Other bits of self-observation emerged, in between jokey responses that had Mitchell shaking his head in mock disbelief. When Mitchell asked him to identify the crossing of a certain actorly self-confidence threshold, Murray immediately pointed to his improvisation while making Meatballs, a 1979 summer camp comedy that was his first box office hit: it was early in the filming that he realized it was essentially up to him to make the movie work. "When I knew I was better than the material," he recalled.

Murray was generally forthcoming throughout the evening, although there was an odd omission in the form of writer-director-actor Ramis, subject of a recent, extensive New Yorker profile. Ramis has been one of Murray's most frequent and successful collaborators, a costar in Stripes and Ghostbusters and director of Groundhog Day. The magazine story alludes to an estranged relationship; Ramis' absence was not questioned.
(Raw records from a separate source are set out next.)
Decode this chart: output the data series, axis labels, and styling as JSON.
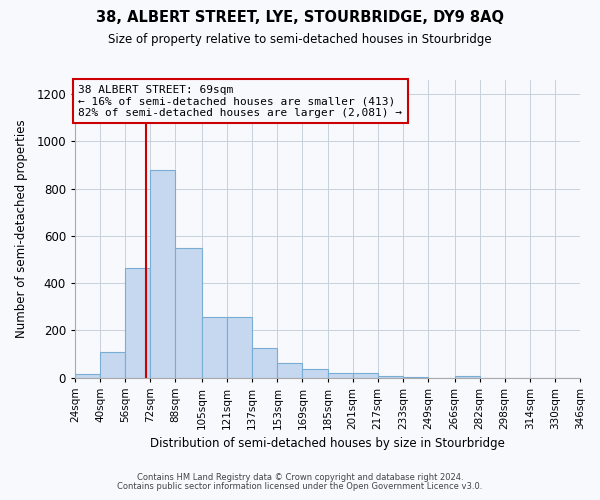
{
  "title": "38, ALBERT STREET, LYE, STOURBRIDGE, DY9 8AQ",
  "subtitle": "Size of property relative to semi-detached houses in Stourbridge",
  "xlabel": "Distribution of semi-detached houses by size in Stourbridge",
  "ylabel": "Number of semi-detached properties",
  "bin_labels": [
    "24sqm",
    "40sqm",
    "56sqm",
    "72sqm",
    "88sqm",
    "105sqm",
    "121sqm",
    "137sqm",
    "153sqm",
    "169sqm",
    "185sqm",
    "201sqm",
    "217sqm",
    "233sqm",
    "249sqm",
    "266sqm",
    "282sqm",
    "298sqm",
    "314sqm",
    "330sqm",
    "346sqm"
  ],
  "bin_edges": [
    24,
    40,
    56,
    72,
    88,
    105,
    121,
    137,
    153,
    169,
    185,
    201,
    217,
    233,
    249,
    266,
    282,
    298,
    314,
    330,
    346
  ],
  "bar_values": [
    15,
    110,
    465,
    880,
    550,
    258,
    258,
    125,
    63,
    35,
    20,
    20,
    8,
    2,
    0,
    8,
    0,
    0,
    0,
    0,
    8
  ],
  "bar_color": "#c5d8f0",
  "bar_edge_color": "#7aadd4",
  "vline_x": 69,
  "vline_color": "#cc0000",
  "annotation_title": "38 ALBERT STREET: 69sqm",
  "annotation_line1": "← 16% of semi-detached houses are smaller (413)",
  "annotation_line2": "82% of semi-detached houses are larger (2,081) →",
  "annotation_box_color": "#cc0000",
  "ylim": [
    0,
    1260
  ],
  "yticks": [
    0,
    200,
    400,
    600,
    800,
    1000,
    1200
  ],
  "footer1": "Contains HM Land Registry data © Crown copyright and database right 2024.",
  "footer2": "Contains public sector information licensed under the Open Government Licence v3.0.",
  "bg_color": "#f7f9fd",
  "grid_color": "#c8d0dc",
  "spine_color": "#aaaaaa"
}
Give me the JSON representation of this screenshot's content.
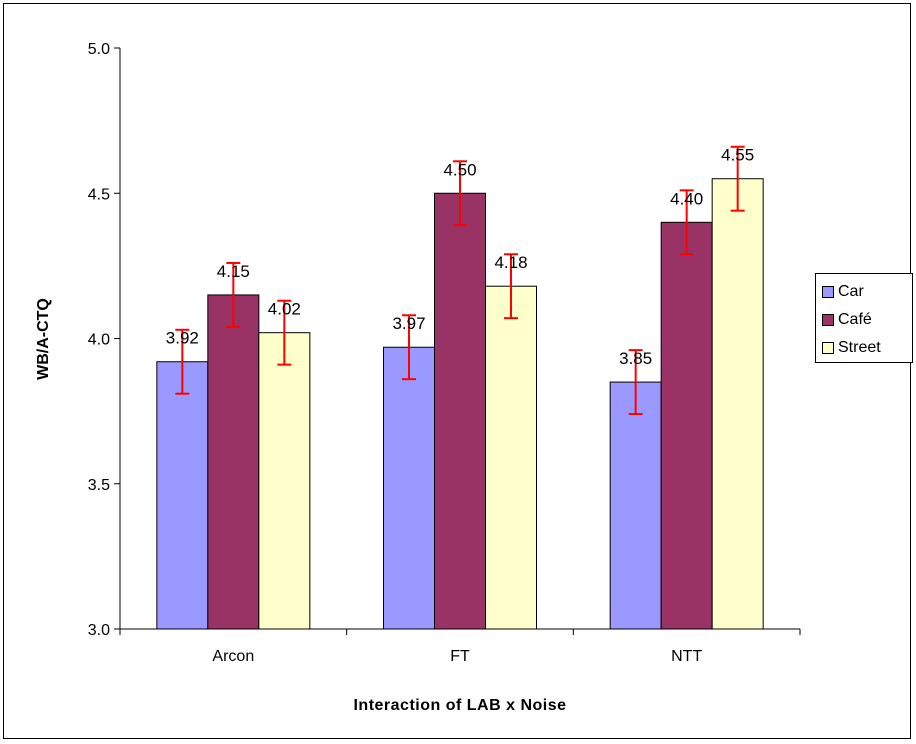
{
  "chart_data": {
    "type": "bar",
    "categories": [
      "Arcon",
      "FT",
      "NTT"
    ],
    "series": [
      {
        "name": "Car",
        "color": "#9999FF",
        "values": [
          3.92,
          3.97,
          3.85
        ],
        "labels": [
          "3.92",
          "3.97",
          "3.85"
        ],
        "error": [
          0.11,
          0.11,
          0.11
        ]
      },
      {
        "name": "Café",
        "color": "#993366",
        "values": [
          4.15,
          4.5,
          4.4
        ],
        "labels": [
          "4.15",
          "4.50",
          "4.40"
        ],
        "error": [
          0.11,
          0.11,
          0.11
        ]
      },
      {
        "name": "Street",
        "color": "#FFFFCC",
        "values": [
          4.02,
          4.18,
          4.55
        ],
        "labels": [
          "4.02",
          "4.18",
          "4.55"
        ],
        "error": [
          0.11,
          0.11,
          0.11
        ]
      }
    ],
    "error_bar_color": "#FF0000",
    "xlabel": "Interaction of LAB x Noise",
    "ylabel": "WB/A-CTQ",
    "ylim": [
      3.0,
      5.0
    ],
    "yticks": [
      "3.0",
      "3.5",
      "4.0",
      "4.5",
      "5.0"
    ],
    "grid": false,
    "legend_position": "right"
  }
}
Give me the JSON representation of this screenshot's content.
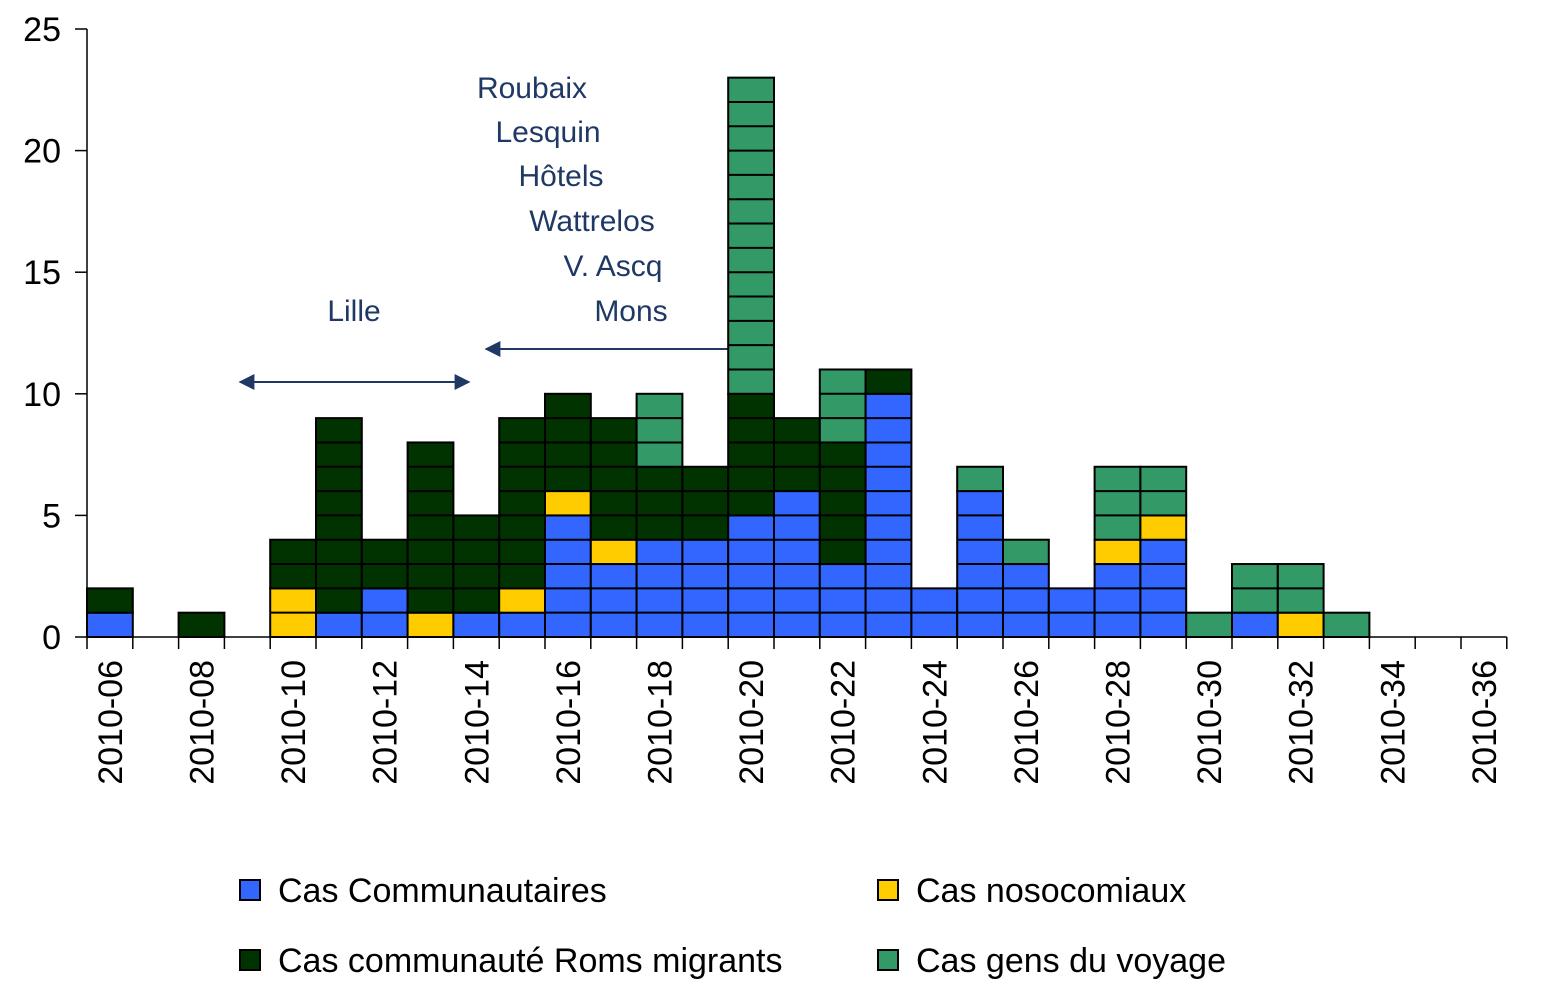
{
  "chart_data": {
    "type": "stacked_bar",
    "categories": [
      "2010-06",
      null,
      "2010-08",
      null,
      "2010-10",
      null,
      "2010-12",
      null,
      "2010-14",
      null,
      "2010-16",
      null,
      "2010-18",
      null,
      "2010-20",
      null,
      "2010-22",
      null,
      "2010-24",
      null,
      "2010-26",
      null,
      "2010-28",
      null,
      "2010-30",
      null,
      "2010-32",
      null,
      "2010-34",
      null,
      "2010-36"
    ],
    "series": [
      {
        "name": "Cas Communautaires",
        "color": "#3366ff",
        "values": [
          1,
          0,
          0,
          0,
          0,
          1,
          2,
          0,
          1,
          1,
          5,
          3,
          4,
          4,
          5,
          6,
          3,
          10,
          2,
          6,
          3,
          2,
          3,
          4,
          0,
          1,
          0,
          0,
          0,
          0,
          0
        ]
      },
      {
        "name": "Cas nosocomiaux",
        "color": "#ffcc00",
        "values": [
          0,
          0,
          0,
          0,
          2,
          0,
          0,
          1,
          0,
          1,
          1,
          1,
          0,
          0,
          0,
          0,
          0,
          0,
          0,
          0,
          0,
          0,
          1,
          1,
          0,
          0,
          1,
          0,
          0,
          0,
          0
        ]
      },
      {
        "name": "Cas communauté Roms migrants",
        "color": "#003300",
        "values": [
          1,
          0,
          1,
          0,
          2,
          8,
          2,
          7,
          4,
          7,
          4,
          5,
          3,
          3,
          5,
          3,
          5,
          1,
          0,
          0,
          0,
          0,
          0,
          0,
          0,
          0,
          0,
          0,
          0,
          0,
          0
        ]
      },
      {
        "name": "Cas gens du voyage",
        "color": "#339966",
        "values": [
          0,
          0,
          0,
          0,
          0,
          0,
          0,
          0,
          0,
          0,
          0,
          0,
          3,
          0,
          13,
          0,
          3,
          0,
          0,
          1,
          1,
          0,
          3,
          2,
          1,
          2,
          2,
          1,
          0,
          0,
          0
        ]
      }
    ],
    "ylim": [
      0,
      25
    ],
    "yticks": [
      0,
      5,
      10,
      15,
      20,
      25
    ],
    "annotations": [
      "Roubaix",
      "Lesquin",
      "Hôtels",
      "Wattrelos",
      "V. Ascq",
      "Mons",
      "Lille"
    ],
    "legend": "bottom"
  }
}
Although he often looks uncomfortable (or maybe just bored) on, say, televised awards shows, Murray appeared relaxed before a crowd and, indeed, used stand-up-style timing in making his remarks. He described film acting as "the only thing I could do really, really well in my life," before adding, "Everything else is a disaster." Murray also had the opportunity to elaborate on his acting style. When asked how he approached the part of Polonius in Michael Almereyda's 2000 remake of Hamlet, he responded with a characteristic combination of snark and humility: "A lot of people act like they're destined to play Shakespeare, and that pisses me off." Someone else asked where he got this sense of zen-like calm about his work. "Bed, Bath, and Beyond," he said, and Mitchell shook his head again.